Date of this Version

2014

Citation

Published in K. Haltinner (ed.), Teaching Race and Anti-Racism in Contemporary America: Adding Context to Colorblindness (Springer Netherlands, 2014), pp 65–71.

doi 10.1007/978-94-007-7101-7­_7

Comments

Copyright © 2014 Springer Science+Business Media Dordrecht. Used by permission.

Abstract

The challenges of teaching about organized racism are different than those found in teaching about other aspects of American race relations. On the one hand, it can be quite easy to engage students in the topic of organized racism, at least on a surface level, as the vile propaganda and violent actions of racist groups and movements are sensational and provocative. Students across racial lines, like the general public, for the most part have strong negative opinions about the Ku Klux Klan, neo-Nazis, and racist skinheads and are eager to share these (Nelson et al. 1997; Schuman et al. 1997). On the other hand, students’ understandings of organized racism often are very shallow and based largely on caricatured depictions of racist activists in films and on television. The effort to move students toward deeper and more complex interpretations of organized racism can be surprisingly difficult.

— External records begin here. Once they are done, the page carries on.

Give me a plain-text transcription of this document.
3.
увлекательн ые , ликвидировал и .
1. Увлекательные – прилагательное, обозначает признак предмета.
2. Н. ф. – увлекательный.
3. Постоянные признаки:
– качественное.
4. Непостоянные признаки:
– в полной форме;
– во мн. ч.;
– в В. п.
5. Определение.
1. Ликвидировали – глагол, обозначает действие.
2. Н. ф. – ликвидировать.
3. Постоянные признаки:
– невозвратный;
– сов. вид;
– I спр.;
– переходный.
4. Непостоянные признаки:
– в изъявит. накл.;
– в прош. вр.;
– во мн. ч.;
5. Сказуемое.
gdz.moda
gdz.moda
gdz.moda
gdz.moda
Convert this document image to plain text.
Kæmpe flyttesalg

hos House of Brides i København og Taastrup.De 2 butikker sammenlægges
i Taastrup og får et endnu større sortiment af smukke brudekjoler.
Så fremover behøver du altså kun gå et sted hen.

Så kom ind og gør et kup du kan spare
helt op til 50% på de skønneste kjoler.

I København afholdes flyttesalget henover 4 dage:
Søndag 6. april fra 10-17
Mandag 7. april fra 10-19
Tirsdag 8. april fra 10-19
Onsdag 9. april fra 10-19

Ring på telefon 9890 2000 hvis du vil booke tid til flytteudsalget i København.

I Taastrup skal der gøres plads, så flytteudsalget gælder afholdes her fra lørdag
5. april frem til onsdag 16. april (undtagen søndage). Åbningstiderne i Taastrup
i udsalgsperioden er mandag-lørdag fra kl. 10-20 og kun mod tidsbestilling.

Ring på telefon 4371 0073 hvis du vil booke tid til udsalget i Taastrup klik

Today’s organized racism is a complicated mix of a number of small, competing groups and loosely connected networks that espouse virulent forms of racism and anti-Semitism and urge action (often violent) in support of white Aryan supremacy. Moreover, it is a world that rests on carefully managed illusion and deception. Dozens of Ku Klux Klan chapters, generally antagonistic to each other, appear robust because they are highly visible in the media and often seek publicity through public parades, cross burnings, distribution of propaganda, and a proliferation of websites. Despite their public presence, however, virtually all contemporary Klan chapters are tiny and few can craft any significant actions to advance their racist agendas. In contrast, neo-Nazis are generally more active. However, as many have become highly focused on violence and terroristic goals in recent years, they have dissolved into a relatively invisible networks of small, unconnected cells to hinder government detection and prosecution (Blee and Creasap 2010; Durham 2007). In the most available sources of information, then, the Klans appear forceful, although few are, while neo-Nazis appear to have declined, even as they remain vigorous.